TWO women have been arrested and charged with drug offences thanks to the keen nose of Candy, the drug detection dog, in a weekend operation at Tamworth Correctional Centre.
State Emergency Unit Northern Region canine handler Ricky Gay said two arrests were made, following close to 60 searches by the dog unit, in partnership with Corrective Services staff.
On Saturday, a woman visiting an inmate was arrested after a search revealed she was carrying two capsules filled with white powder wrapped in tape.
Mr Gay said the woman admitted she was carrying the drugs after the dog “indicated” by sitting down next to her.
“She denied it for a while and then she admitted it,” Mr Gay said.
“The woman believed the drug wouldn’t be detected because it was wrapped up.”
Another woman from Boggabilla was arrested after a positive result from Candy found an amount of cannabis in a children’s bag.
The two women were both charged with possessing a prohibited drug and bringing or introducing a drug into a detention facility.
Tamworth Correctional Centre head of security Michael Page said the two arrests were an indicator of the success of the operation.
“Every time we stop drugs getting into our facility, it’s a success,” Mr Page said.
“We have a zero-tolerance policy in relation to drugs at Corrective Services, and we run these operations as a deterrent.”
He said offenders were handed over to police to be dealt with and they faced jail time and prison bans if caught.
“They risk being banned from all NSW correctional facilities for up to two years if they get caught.”
Mr Page said further operations were planned in coming months with the assistance of the drug dogs.
Three-year-old springer spaniel Candy has been in training with the unit since she was nine months old and Mr Gay said she’s sniffed out hundreds of illegal substances on inmates, visitors and in prison areas.
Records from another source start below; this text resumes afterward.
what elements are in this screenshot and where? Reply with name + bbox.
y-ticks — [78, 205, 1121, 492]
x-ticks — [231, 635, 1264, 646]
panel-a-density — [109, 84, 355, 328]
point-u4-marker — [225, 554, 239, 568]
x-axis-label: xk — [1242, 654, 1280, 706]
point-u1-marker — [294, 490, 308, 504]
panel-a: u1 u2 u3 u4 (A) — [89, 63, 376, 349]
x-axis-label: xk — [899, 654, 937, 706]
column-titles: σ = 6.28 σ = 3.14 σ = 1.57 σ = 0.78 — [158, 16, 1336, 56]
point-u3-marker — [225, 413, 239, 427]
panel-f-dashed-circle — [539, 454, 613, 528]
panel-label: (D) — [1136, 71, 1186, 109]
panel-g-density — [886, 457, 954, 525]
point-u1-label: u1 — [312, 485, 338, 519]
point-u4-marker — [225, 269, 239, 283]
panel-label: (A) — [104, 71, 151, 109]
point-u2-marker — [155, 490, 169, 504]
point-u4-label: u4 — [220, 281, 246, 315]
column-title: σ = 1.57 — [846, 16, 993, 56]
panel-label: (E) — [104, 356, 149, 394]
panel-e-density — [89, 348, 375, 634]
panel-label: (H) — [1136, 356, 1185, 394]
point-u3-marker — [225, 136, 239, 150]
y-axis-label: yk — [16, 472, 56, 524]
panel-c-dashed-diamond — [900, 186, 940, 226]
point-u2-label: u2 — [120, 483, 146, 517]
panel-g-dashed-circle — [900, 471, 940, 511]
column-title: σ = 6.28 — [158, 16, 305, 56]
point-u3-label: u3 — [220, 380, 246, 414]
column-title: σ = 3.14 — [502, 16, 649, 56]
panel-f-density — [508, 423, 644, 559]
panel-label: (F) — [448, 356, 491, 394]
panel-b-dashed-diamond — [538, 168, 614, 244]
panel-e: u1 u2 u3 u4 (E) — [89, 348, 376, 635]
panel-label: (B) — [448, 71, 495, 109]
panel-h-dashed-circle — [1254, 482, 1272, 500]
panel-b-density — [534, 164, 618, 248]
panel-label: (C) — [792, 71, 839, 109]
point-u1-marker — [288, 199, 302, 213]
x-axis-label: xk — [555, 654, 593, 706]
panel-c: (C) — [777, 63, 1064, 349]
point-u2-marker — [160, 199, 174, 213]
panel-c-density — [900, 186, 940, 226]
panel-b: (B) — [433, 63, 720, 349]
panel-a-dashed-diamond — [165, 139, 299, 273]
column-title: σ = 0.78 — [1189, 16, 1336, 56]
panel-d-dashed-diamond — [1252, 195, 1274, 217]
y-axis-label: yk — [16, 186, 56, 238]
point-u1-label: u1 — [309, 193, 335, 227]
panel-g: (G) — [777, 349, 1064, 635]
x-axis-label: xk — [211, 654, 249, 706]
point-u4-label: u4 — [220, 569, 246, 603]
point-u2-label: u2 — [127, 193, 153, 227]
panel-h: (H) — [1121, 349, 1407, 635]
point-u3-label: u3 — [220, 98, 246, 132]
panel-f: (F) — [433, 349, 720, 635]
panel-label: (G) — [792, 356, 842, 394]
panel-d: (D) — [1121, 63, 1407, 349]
Working with her handler performing vehicle, personal and area searches, her handler knows if she sits down and looks at him, Candy’s nose has detected something.
“She’ll sit down next to the person and look at them and look at me.”
A special collar means it’s time to go to work, and Mr Gay sees to it she is always rewarded with her favourite game of tug-of-war with a toy after her hours of duty.
“It’s all a game for her,” he said.
“She’s happy and excited when she gets to work, it means she gets her toy.”
Mr Gay said in his 13 years as a dog handler, he had just about seen every method people had tried to get drugs into detention centres.
“I’ve seen it all. They wrap it in balloons to mask the smell; bring it in on their children,” he said.
But Mr Gay said a good drug dog could detect even bags and clothes that had come into contact from drugs – even months previously.
“The smell still permeates the material. I’ve had visitors surprised, saying ‘I haven’t had anything in there for a month'.
“But the residual smell is still there.”